Renata quer crimes do colarinho branco julgados pela Justiça comum

A deputada federal Renata Abreu, presidente nacional do Podemos, protocolou na Câmara o Projeto de Lei Complementar 72/2019, que propõe alterar a lei 4.737 (Código Eleitoral, de 15 de julho de 1965) para estabelecer a competência da Justiça comum de processar e julgar os crimes contra a administração pública e os de lavagem ou ocultação de bens, direitos e valores no âmbito de campanhas eleitorais.

O PLC se opõe à recente decisão do Supremo Tribunal Federal ao atribuir à Justiça Eleitoral a competência para processar e julgar os crimes comuns conexos com os crimes eleitorais. “Essa decisão do STF não pode ser recebida de maneira passiva por este Parlamento”, declara Renata Abreu.

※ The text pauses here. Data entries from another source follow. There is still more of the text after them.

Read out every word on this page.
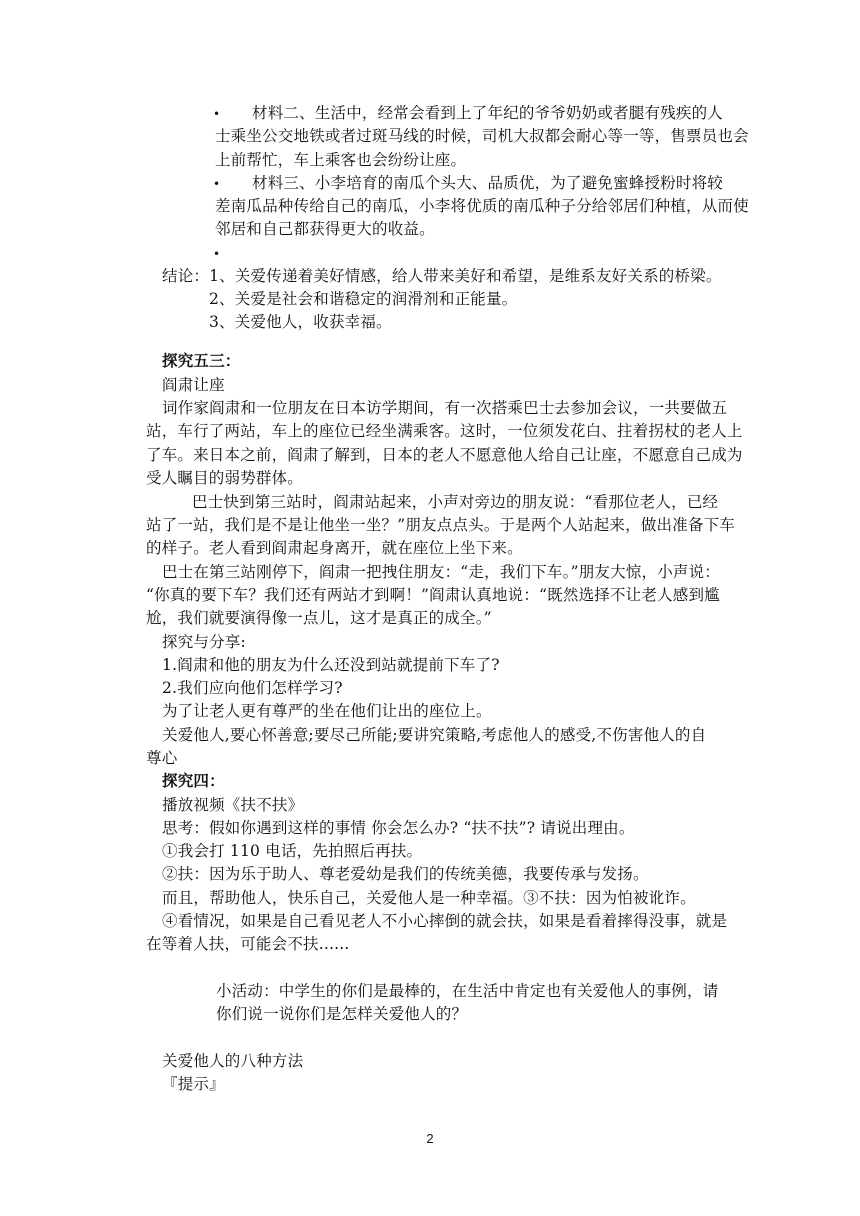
• 材料二、生活中，经常会看到上了年纪的爷爷奶奶或者腿有残疾的人
士乘坐公交地铁或者过斑马线的时候，司机大叔都会耐心等一等，售票员也会
上前帮忙，车上乘客也会纷纷让座。
• 材料三、小李培育的南瓜个头大、品质优，为了避免蜜蜂授粉时将较
差南瓜品种传给自己的南瓜，小李将优质的南瓜种子分给邻居们种植，从而使
邻居和自己都获得更大的收益。
•
结论：1、关爱传递着美好情感，给人带来美好和希望，是维系友好关系的桥梁。
2、关爱是社会和谐稳定的润滑剂和正能量。
3、关爱他人，收获幸福。
探究五三：
阎肃让座
词作家阎肃和一位朋友在日本访学期间，有一次搭乘巴士去参加会议，一共要做五
站，车行了两站，车上的座位已经坐满乘客。这时，一位须发花白、拄着拐杖的老人上
了车。来日本之前，阎肃了解到，日本的老人不愿意他人给自己让座，不愿意自己成为
受人瞩目的弱势群体。
巴士快到第三站时，阎肃站起来，小声对旁边的朋友说：“看那位老人，已经
站了一站，我们是不是让他坐一坐？”朋友点点头。于是两个人站起来，做出准备下车
的样子。老人看到阎肃起身离开，就在座位上坐下来。
巴士在第三站刚停下，阎肃一把拽住朋友：“走，我们下车。”朋友大惊，小声说：
“你真的要下车？我们还有两站才到啊！”阎肃认真地说：“既然选择不让老人感到尴
尬，我们就要演得像一点儿，这才是真正的成全。”
探究与分享:
1.阎肃和他的朋友为什么还没到站就提前下车了?
2.我们应向他们怎样学习?
为了让老人更有尊严的坐在他们让出的座位上。
关爱他人,要心怀善意;要尽己所能;要讲究策略,考虑他人的感受,不伤害他人的自
尊心
探究四：
播放视频《扶不扶》
思考：假如你遇到这样的事情 你会怎么办? “扶不扶”? 请说出理由。
①我会打 110 电话，先拍照后再扶。
②扶：因为乐于助人、尊老爱幼是我们的传统美德，我要传承与发扬。
而且，帮助他人，快乐自己，关爱他人是一种幸福。③不扶：因为怕被讹诈。
④看情况，如果是自己看见老人不小心摔倒的就会扶，如果是看着摔得没事，就是
在等着人扶，可能会不扶......
小活动：中学生的你们是最棒的，在生活中肯定也有关爱他人的事例，请
你们说一说你们是怎样关爱他人的？
关爱他人的八种方法
『提示』
2
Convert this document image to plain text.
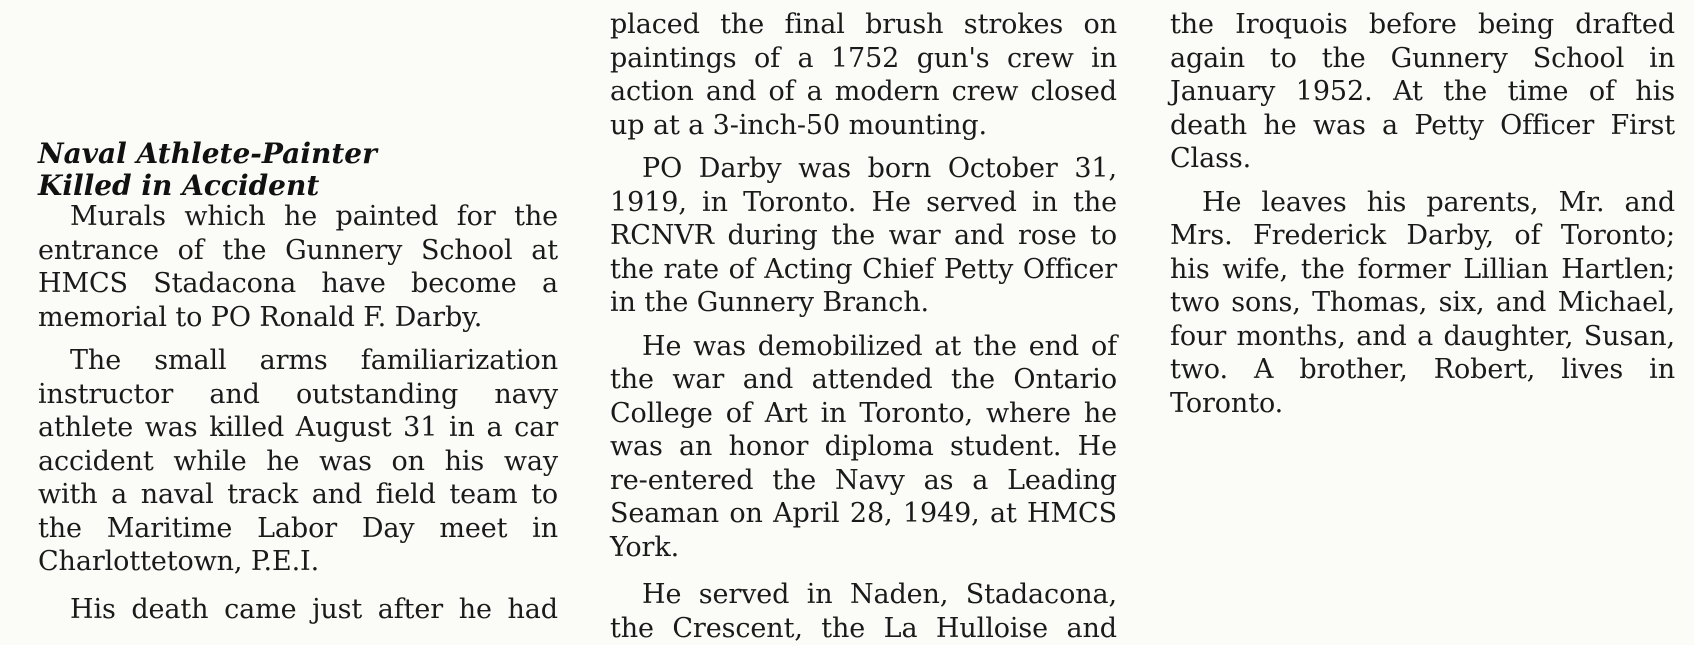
Naval Athlete-Painter
Killed in Accident

Murals which he painted for the entrance of the Gunnery School at HMCS Stadacona have become a memorial to PO Ronald F. Darby.

The small arms familiarization instructor and outstanding navy athlete was killed August 31 in a car accident while he was on his way with a naval track and field team to the Maritime Labor Day meet in Charlottetown, P.E.I.

His death came just after he had

placed the final brush strokes on paintings of a 1752 gun's crew in action and of a modern crew closed up at a 3-inch-50 mounting.

PO Darby was born October 31, 1919, in Toronto. He served in the RCNVR during the war and rose to the rate of Acting Chief Petty Officer in the Gunnery Branch.

He was demobilized at the end of the war and attended the Ontario College of Art in Toronto, where he was an honor diploma student. He re-entered the Navy as a Leading Seaman on April 28, 1949, at HMCS York.

He served in Naden, Stadacona, the Crescent, the La Hulloise and

the Iroquois before being drafted again to the Gunnery School in January 1952. At the time of his death he was a Petty Officer First Class.

He leaves his parents, Mr. and Mrs. Frederick Darby, of Toronto; his wife, the former Lillian Hartlen; two sons, Thomas, six, and Michael, four months, and a daughter, Susan, two. A brother, Robert, lives in Toronto.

A parlamentar relembra que a sociedade brasileira vem sofrendo há anos com o problema da corrupção endêmica e generalizada, que tem minado a capacidade de investimento do país e a prestação de serviços públicos de qualidade. “A partir de julho de 2013, a sociedade tomou uma postura sem precedentes, saindo às ruas para exigir melhorias nos serviços públicos e uma forte demanda pelo combate à corrupção. O momento atual exige do Congresso firmeza e coerência com essa vontade declarada pela maioria da população. A corrupção, a má gestão e a negligência no uso dos recursos públicos precisam parar, para que o país possa liberar recursos, melhorar a prestação dos serviços básicos à população e retomar o crescimento”, argumenta Renata Abreu.

Na justificativa pela aprovação do PLC de sua autoria, a parlamentar detalha que a Justiça Eleitoral tem como missão assegurar a soberania popular expressa no momento do voto, e não está vocacionada para processar e julgar tipos penais distintos daqueles diretamente relacionados com o processo eleitoral, enquanto que as Justiças Estaduais e Federal têm sido estruturadas para lidar com delitos conhecidos como crimes do colarinho branco.

Finalizando, a deputada Renata Abreu diz: “A Câmara dos Deputados, enquanto caixa de ressonância da vontade popular, precisa garantir o protagonismo da Justiça comum no processamento de causas tão caras à sociedade brasileira”.